DeepSeek-R1 for automated scoring in radiology residency examinations: an agreement and test-retest reliability study.
Authors
Affiliations (3)
Affiliations (3)
- Department of Radiology, Fifth Affiliated Hospital of Sun Yat-sen University, Zhuhai, Guangdong, China.
- Department of Radiology, Fifth Affiliated Hospital of Sun Yat-sen University, Zhuhai, Guangdong, China. [email protected].

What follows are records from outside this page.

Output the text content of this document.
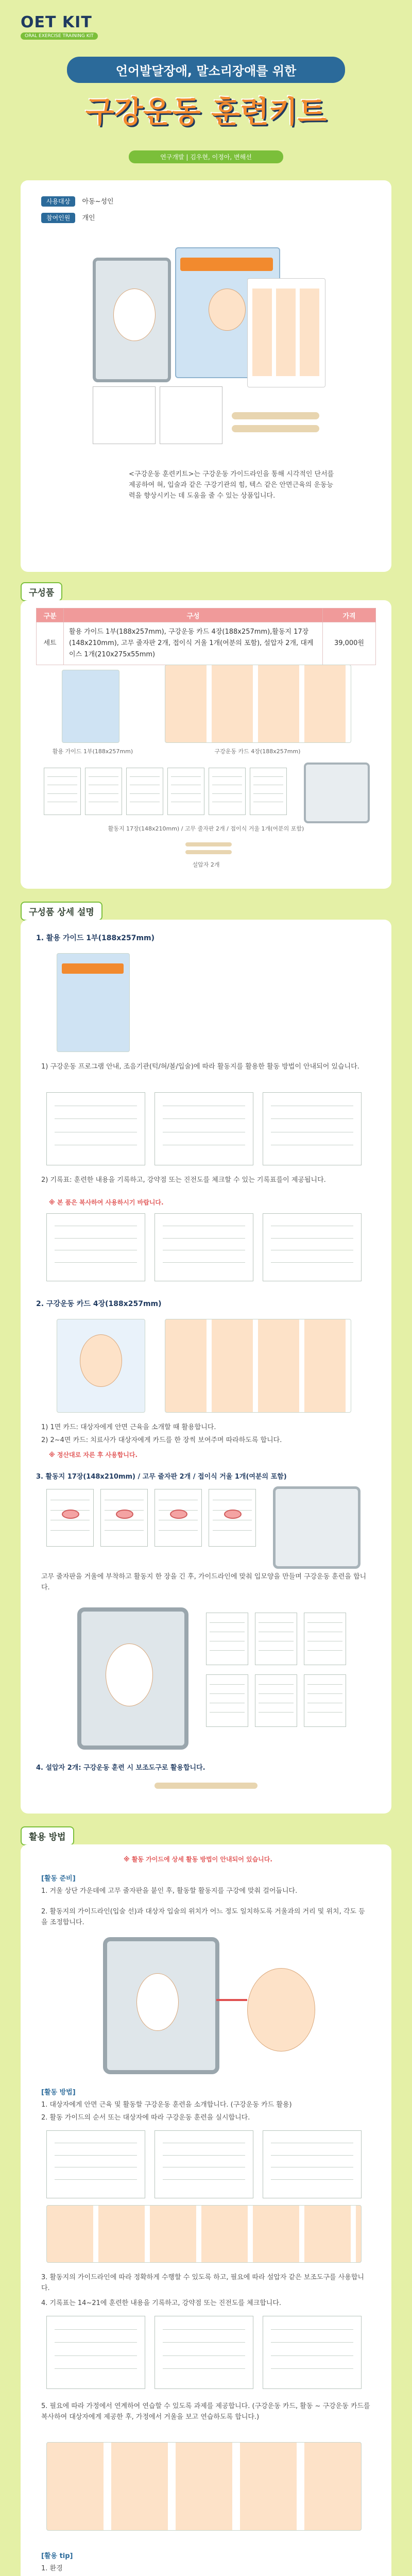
OET KIT
ORAL EXERCISE TRAINING KIT
언어발달장애, 말소리장애를 위한
구강운동 훈련키트
연구개발 | 김우현, 이정아, 변해선
사용대상 아동~성인
참여인원 개인
<구강운동 훈련키트>는 구강운동 가이드라인을 통해 시각적인 단서를 제공하여 혀, 입술과 같은 구강기관의 힘, 텍스 같은 안면근육의 운동능력을 향상시키는 데 도움을 줄 수 있는 상품입니다.
구성품
구분	구성	가격
세트	활용 가이드 1부(188x257mm), 구강운동 카드 4장(188x257mm),활동지 17장(148x210mm), 고무 줄자판 2개, 접이식 거울 1개(여분의 포함), 설압자 2개, 대케이스 1개(210x275x55mm)	39,000원
활용 가이드 1부(188x257mm)	구강운동 카드 4장(188x257mm)
활동지 17장(148x210mm) / 고무 줄자판 2개 / 접이식 거울 1개(여분의 포함)
설압자 2개
구성품 상세 설명
1. 활용 가이드 1부(188x257mm)
1) 구강운동 프로그램 안내, 조음기관(턱/혀/볼/입술)에 따라 활동지를 활용한 활동 방법이 안내되어 있습니다.
2) 기록표: 훈련한 내용을 기록하고, 강약점 또는 진전도를 체크할 수 있는 기록표를이 제공됩니다.
※ 본 품은 복사하여 사용하시기 바랍니다.
2. 구강운동 카드 4장(188x257mm)
1) 1면 카드: 대상자에게 안면 근육을 소개할 때 활용합니다.
2) 2~4면 카드: 치료사가 대상자에게 카드를 한 장씩 보여주며 따라하도록 합니다.
※ 정산대로 자른 후 사용합니다.
3. 활동지 17장(148x210mm) / 고무 줄자판 2개 / 접이식 거울 1개(여분의 포함)
고무 줄자판을 거울에 부착하고 활동지 한 장을 긴 후, 가이드라인에 맞춰 입모양을 만들며 구강운동 훈련을 합니다.
4. 설압자 2개: 구강운동 훈련 시 보조도구로 활용합니다.
활용 방법
※ 활동 가이드에 상세 활동 방법이 안내되어 있습니다.
[활동 준비]
1. 거울 상단 가운데에 고무 줄자판을 붙인 후, 활동할 활동지를 구강에 맞춰 걸어둡니다.
2. 활동지의 가이드라인(입술 선)과 대상자 입술의 위치가 어느 정도 일치하도록 거울과의 거리 및 위치, 각도 등을 조정합니다.
[활동 방법]
1. 대상자에게 안면 근육 및 활동할 구강운동 훈련을 소개합니다. (구강운동 카드 활용)
2. 활동 가이드의 순서 또는 대상자에 따라 구강운동 훈련을 실시합니다.
3. 활동지의 가이드라인에 따라 정확하게 수행할 수 있도록 하고, 필요에 따라 설압자 같은 보조도구를 사용합니다.
4. 기록표는 14~21에 훈련한 내용을 기록하고, 강약점 또는 진전도를 체크합니다.
5. 필요에 따라 가정에서 연계하여 연습할 수 있도록 과제를 제공합니다. (구강운동 카드, 활동 ~ 구강운동 카드를 복사하여 대상자에게 제공한 후, 가정에서 거울을 보고 연습하도록 합니다.)
[활용 tip]
1. 환경
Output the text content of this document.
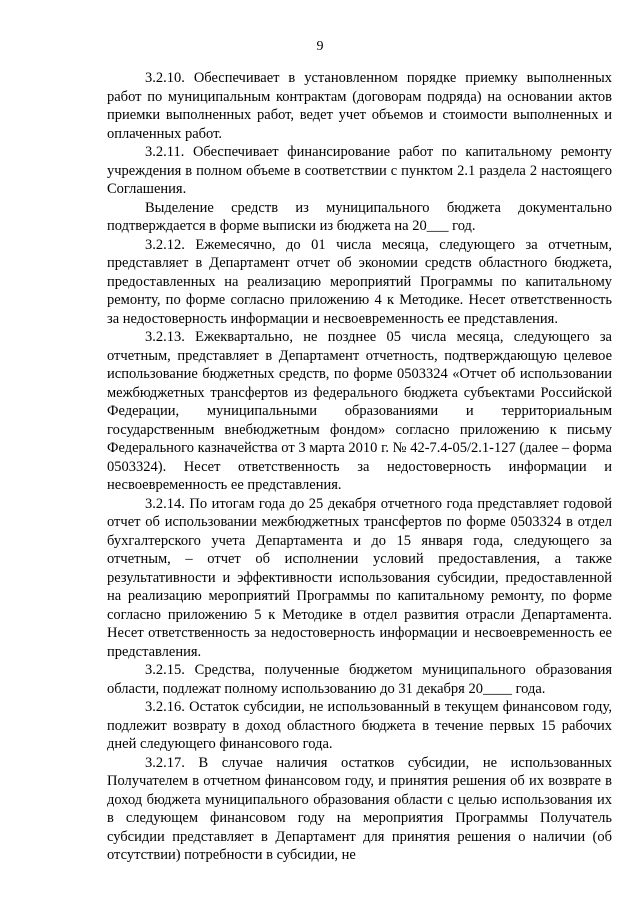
9

3.2.10. Обеспечивает в установленном порядке приемку выполненных работ по муниципальным контрактам (договорам подряда) на основании актов приемки выполненных работ, ведет учет объемов и стоимости выполненных и оплаченных работ.

3.2.11. Обеспечивает финансирование работ по капитальному ремонту учреждения в полном объеме в соответствии с пунктом 2.1 раздела 2 настоящего Соглашения.

Выделение средств из муниципального бюджета документально подтверждается в форме выписки из бюджета на 20___ год.

3.2.12. Ежемесячно, до 01 числа месяца, следующего за отчетным, представляет в Департамент отчет об экономии средств областного бюджета, предоставленных на реализацию мероприятий Программы по капитальному ремонту, по форме согласно приложению 4 к Методике. Несет ответственность за недостоверность информации и несвоевременность ее представления.

3.2.13. Ежеквартально, не позднее 05 числа месяца, следующего за отчетным, представляет в Департамент отчетность, подтверждающую целевое использование бюджетных средств, по форме 0503324 «Отчет об использовании межбюджетных трансфертов из федерального бюджета субъектами Российской Федерации, муниципальными образованиями и территориальным государственным внебюджетным фондом» согласно приложению к письму Федерального казначейства от 3 марта 2010 г. № 42-7.4-05/2.1-127 (далее – форма 0503324). Несет ответственность за недостоверность информации и несвоевременность ее представления.

3.2.14. По итогам года до 25 декабря отчетного года представляет годовой отчет об использовании межбюджетных трансфертов по форме 0503324 в отдел бухгалтерского учета Департамента и до 15 января года, следующего за отчетным, – отчет об исполнении условий предоставления, а также результативности и эффективности использования субсидии, предоставленной на реализацию мероприятий Программы по капитальному ремонту, по форме согласно приложению 5 к Методике в отдел развития отрасли Департамента. Несет ответственность за недостоверность информации и несвоевременность ее представления.

3.2.15. Средства, полученные бюджетом муниципального образования области, подлежат полному использованию до 31 декабря 20____ года.

3.2.16. Остаток субсидии, не использованный в текущем финансовом году, подлежит возврату в доход областного бюджета в течение первых 15 рабочих дней следующего финансового года.

3.2.17. В случае наличия остатков субсидии, не использованных Получателем в отчетном финансовом году, и принятия решения об их возврате в доход бюджета муниципального образования области с целью использования их в следующем финансовом году на мероприятия Программы Получатель субсидии представляет в Департамент для принятия решения о наличии (об отсутствии) потребности в субсидии, не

- Department of Radiology, Fifth Affiliated Hospital of Sun Yat-sen University, Zhuhai, Guangdong, China. [email protected].
Abstract
This study evaluates the feasibility of employing DeepSeek-R1 for automated scoring in examinations for radiology residents, comparing its performance with that of radiologists. A cross-sectional study was undertaken to assess 504 diagnostic radiology reports produced by eighteen third-year radiology residents. The evaluations were independently conducted by Radiologist A, Radiologist B, and DeepSeek-R1 (as of June 15, 2025), utilizing standardized scoring rubrics and predefined evaluation criteria. One month after the initial evaluation, a re-assessment was performed by DeepSeek-R1 and Radiologist A. The inter-rater reliability among Radiologist A, Radiologist B, and DeepSeek-R1, in addition to the test-retest reliability, was analyzed using intraclass correlation coefficients (ICC). The ICC values between DeepSeek-R1 and Radiologist A, DeepSeek-R1 and Radiologist B, and Radiologist A and Radiologist B were found to be 0.879, 0.820, and 0.862, respectively. The test-retest ICC for DeepSeek-R1 was determined to be 0.922, whereas for Radiologist A, it was 0.952. The ICC between DeepSeek-R1 (re-test) and Radiologist A (re-test) was 0.885. The performance of DeepSeek-R1 was comparable to that of radiologists in the evaluation of radiology residents' reports. The integration of DeepSeek-R1 into medical education could effectively assist in assessment tasks, potentially alleviating faculty workload while preserving the quality of evaluations.